Automated confidence estimation in deep learning auto-segmentation for brain organs at risk on MRI for radiotherapy.

Alzahrani, NM.; Henry, AM.; Al-Qaisieh, BM.; Murray, LJ.; Nix, MG.

Automated confidence estimation in deep learning auto-segmentation for brain organs at risk on MRI for radiotherapy.

All Authors

Alzahrani, NM.

Henry, AM.

Al-Qaisieh, BM.

Murray, LJ.

Nix, MG.

LTHT Author

Alzahrani, Nouf
Henry, Ann
Al-Qaisieh, Bashar
Murray, Louise
Nix, Michael

LTHT Department

Oncology
Medical Physics & Engineering
Leeds Cancer Centre

Publication Date

2024

Item Type

Journal Article

Abstract

PURPOSE: We have built a novel AI-driven QA method called AutoConfidence (ACo), to estimate segmentation confidence on a per-voxel basis without gold standard segmentations, enabling robust, efficient review of automated segmentation (AS). We have demonstrated this method in brain OAR AS on MRI, using internal and external (third-party) AS models. METHODS: Thirty-two retrospectives, MRI planned, glioma cases were randomly selected from a local clinical cohort for ACo training. A generator was trained adversarialy to produce internal autosegmentations (IAS) with a discriminator to estimate voxel-wise IAS uncertainty, given the input MRI. Confidence maps for each proposed segmentation were produced for operator use in AS editing and were compared with "difference to gold-standard" error maps. Nine cases were used for testing ACo performance on IAS and validation with two external deep learning segmentation model predictions [external model with low-quality AS (EM-LQ) and external model with high-quality AS (EM-HQ)]. Matthew's correlation coefficient (MCC), false-positive rate (FPR), false-negative rate (FNR), and visual assessment were used for evaluation. Edge removal and geometric distance corrections were applied to achieve more useful and clinically relevant confidence maps and performance metrics. RESULTS: ACo showed generally excellent performance on both internal and external segmentations, across all OARs (except lenses).
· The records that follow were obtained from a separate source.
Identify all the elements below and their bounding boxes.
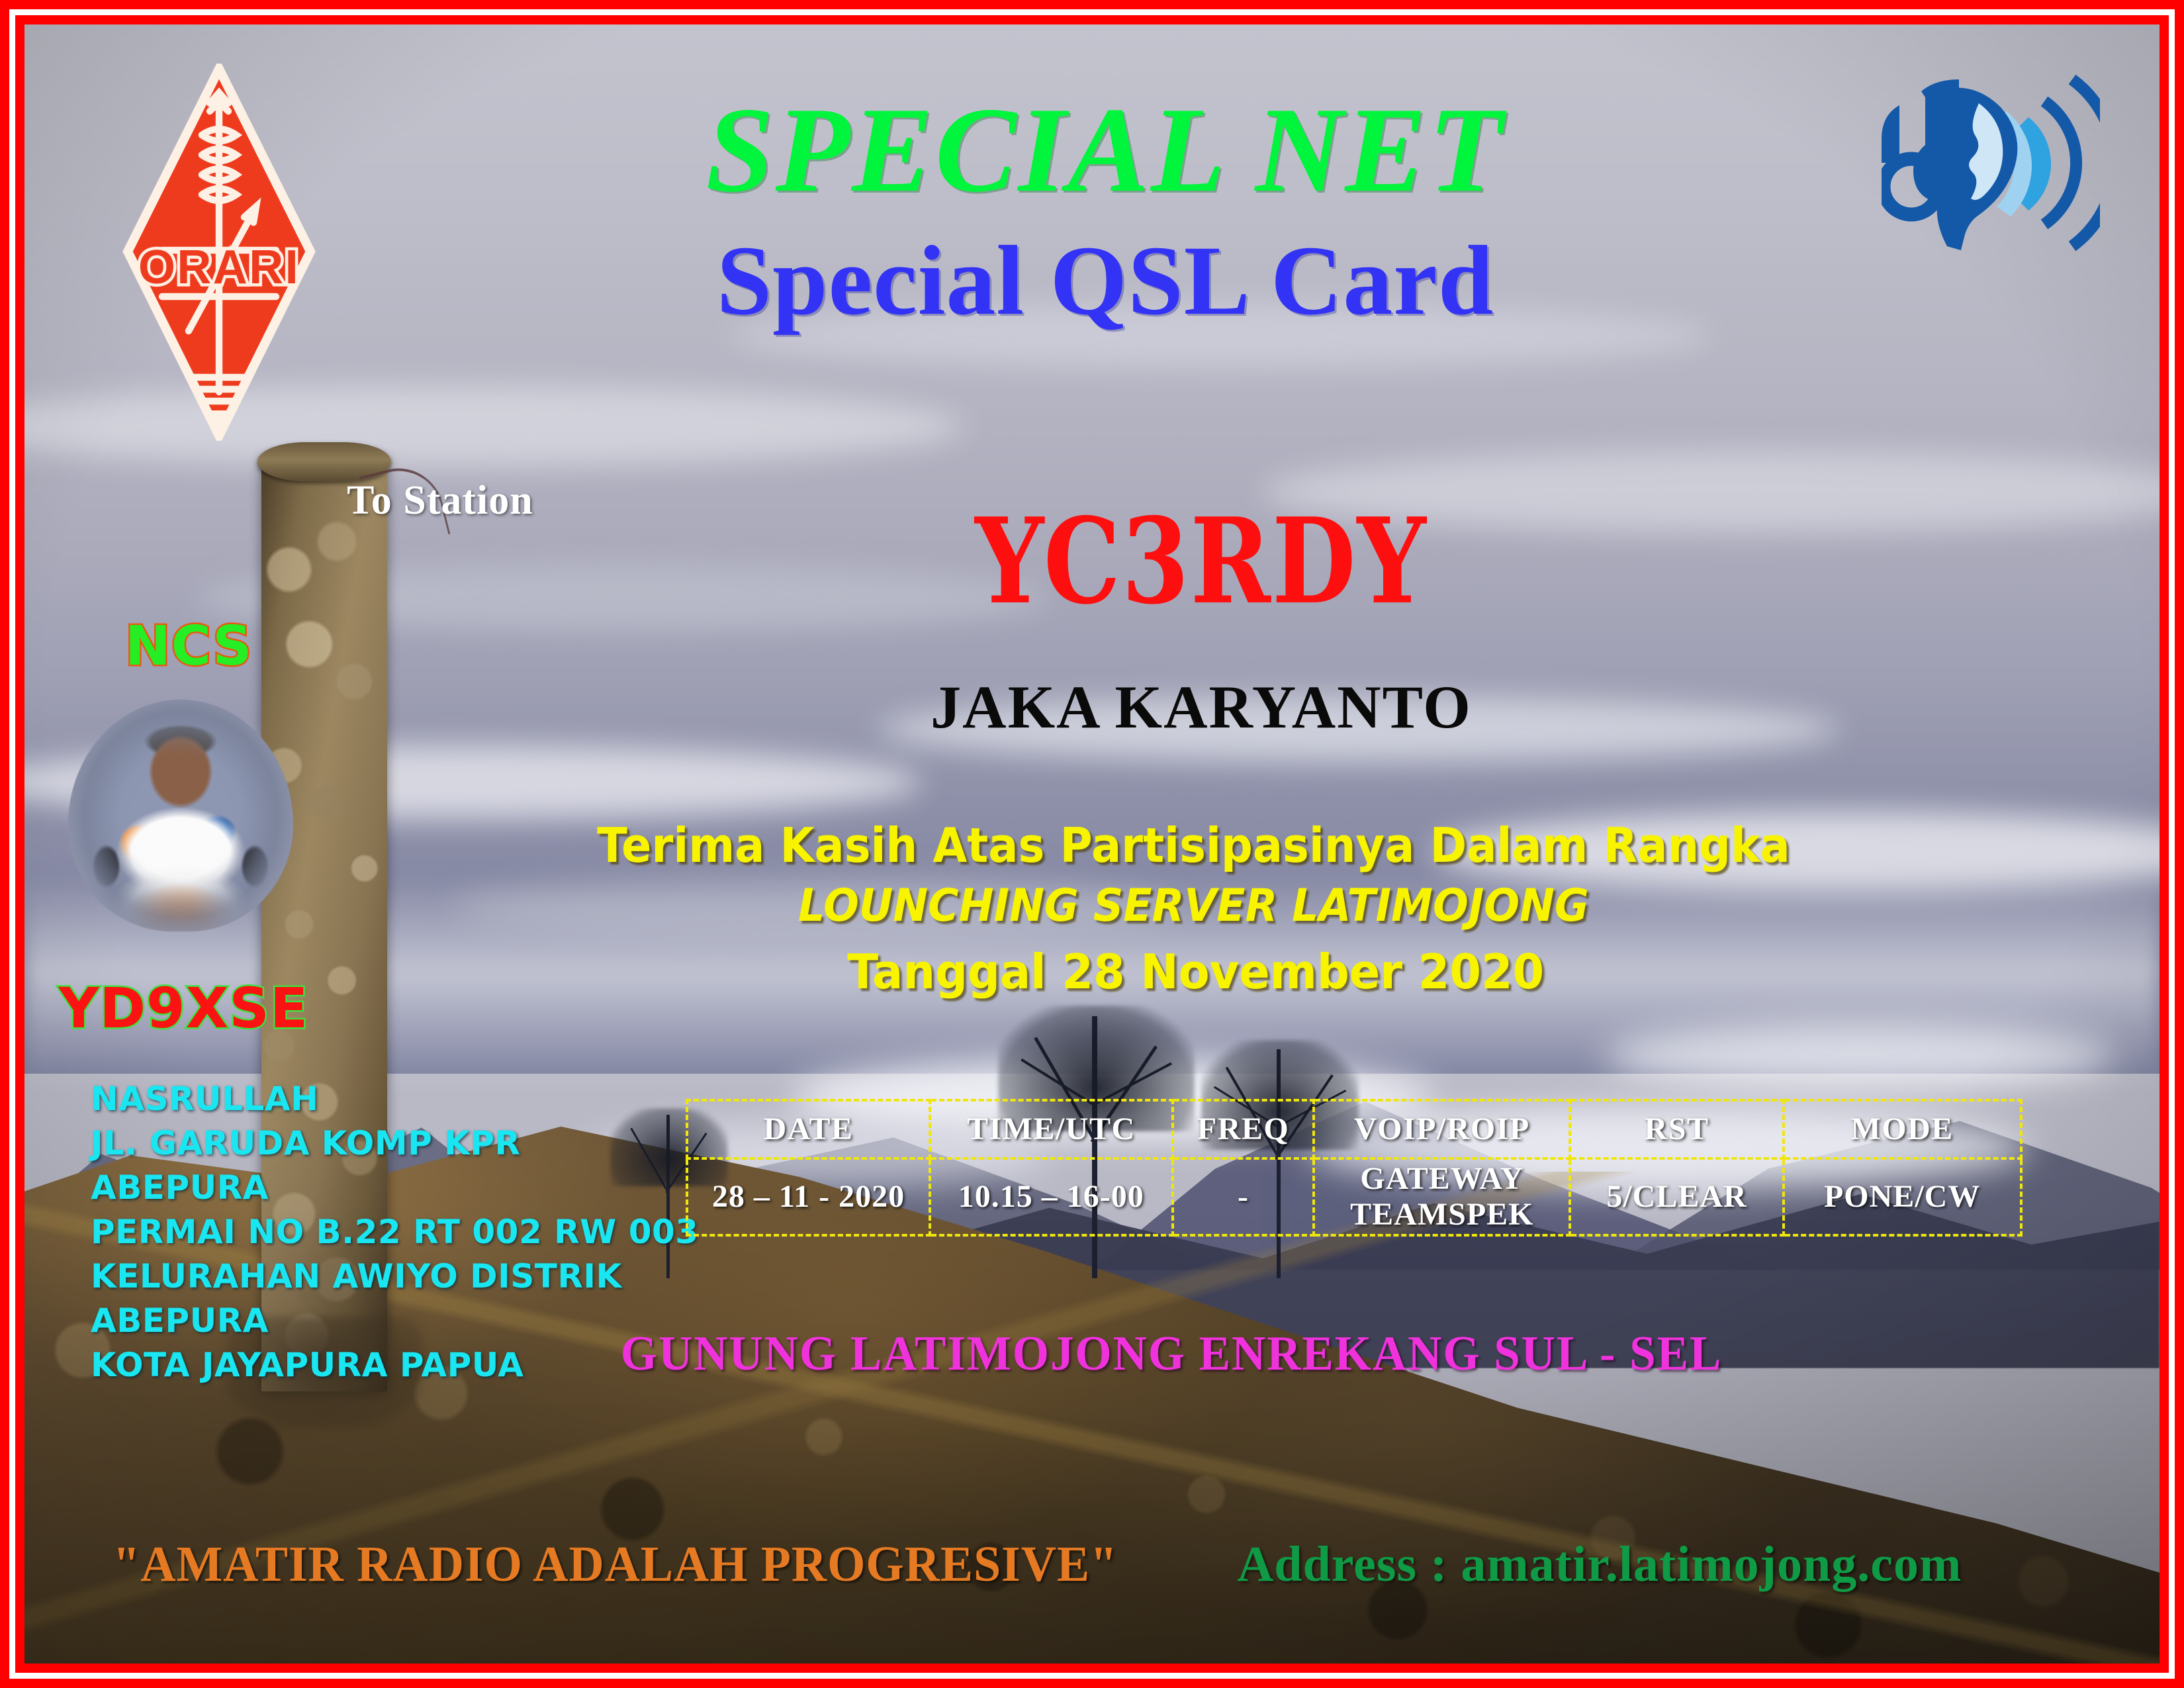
column-header-voip-roip: VOIP/ROIP xyxy=(1314,1100,1570,1158)
column-header-rst: RST xyxy=(1570,1100,1783,1158)
event-date-line: Tanggal 28 November 2020 xyxy=(78,944,2107,1000)
qso-log-table: DATE TIME/UTC FREQ VOIP/ROIP RST MODE 28… xyxy=(686,1099,2022,1237)
card-content-layer: ORARI xyxy=(24,24,2160,1664)
location-line: GUNUNG LATIMOJONG ENREKANG SUL - SEL xyxy=(68,1329,2117,1378)
cell-voip-roip-line2: TEAMSPEK xyxy=(1315,1197,1569,1233)
qsl-card-stage: ORARI xyxy=(24,24,2160,1664)
footer-slogan: "AMATIR RADIO ADALAH PROGRESIVE" xyxy=(113,1539,1117,1589)
table-header-row: DATE TIME/UTC FREQ VOIP/ROIP RST MODE xyxy=(687,1100,2021,1158)
recipient-callsign: YC3RDY xyxy=(24,503,2160,621)
column-header-time-utc: TIME/UTC xyxy=(930,1100,1173,1158)
event-name-line: LOUNCHING SERVER LATIMOJONG xyxy=(99,880,2085,932)
thanks-line-1: Terima Kasih Atas Partisipasinya Dalam R… xyxy=(99,818,2085,873)
table-row: 28 – 11 - 2020 10.15 – 16-00 - GATEWAY T… xyxy=(687,1158,2021,1235)
cell-voip-roip-line1: GATEWAY xyxy=(1315,1161,1569,1197)
cell-rst: 5/CLEAR xyxy=(1570,1158,1783,1235)
qsl-card-inner-border: ORARI xyxy=(15,15,2169,1673)
recipient-operator-name: JAKA KARYANTO xyxy=(24,677,2160,737)
column-header-mode: MODE xyxy=(1784,1100,2021,1158)
cell-voip-roip: GATEWAY TEAMSPEK xyxy=(1314,1158,1570,1235)
qsl-card-white-gap: ORARI xyxy=(9,9,2175,1679)
ncs-callsign: YD9XSE xyxy=(59,980,297,1036)
page-title-special-net: SPECIAL NET xyxy=(24,89,2160,211)
cell-freq: - xyxy=(1173,1158,1314,1235)
cell-time-utc: 10.15 – 16-00 xyxy=(930,1158,1173,1235)
page-subtitle-special-qsl-card: Special QSL Card xyxy=(24,231,2160,330)
column-header-freq: FREQ xyxy=(1173,1100,1314,1158)
ncs-label: NCS xyxy=(93,620,285,674)
qsl-card-outer-border: ORARI xyxy=(0,0,2184,1688)
cell-date: 28 – 11 - 2020 xyxy=(687,1158,930,1235)
cell-mode: PONE/CW xyxy=(1784,1158,2021,1235)
column-header-date: DATE xyxy=(687,1100,930,1158)
footer-web-address: Address : amatir.latimojong.com xyxy=(1237,1539,1962,1589)
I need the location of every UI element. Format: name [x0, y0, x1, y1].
MCC was higher on IAS and low-quality external segmentations (EM-LQ) than high-quality ones (EM-HQ). On IAS and EM-LQ, average MCC (excluding lenses) varied from 0.6 to 0.9, while average FPR and FNR were <=0.13 and <=0.21, respectively. For EM-HQ, average MCC varied from 0.4 to 0.8, while average FPR and FNR were <=0.37 and <=0.22, respectively. CONCLUSION: ACo was a reliable predictor of uncertainty and errors on AS generated both internally and externally, demonstrating its potential as an independent, reference-free QA tool, which could help operators deliver robust, efficient autosegmentation in the radiotherapy clinic.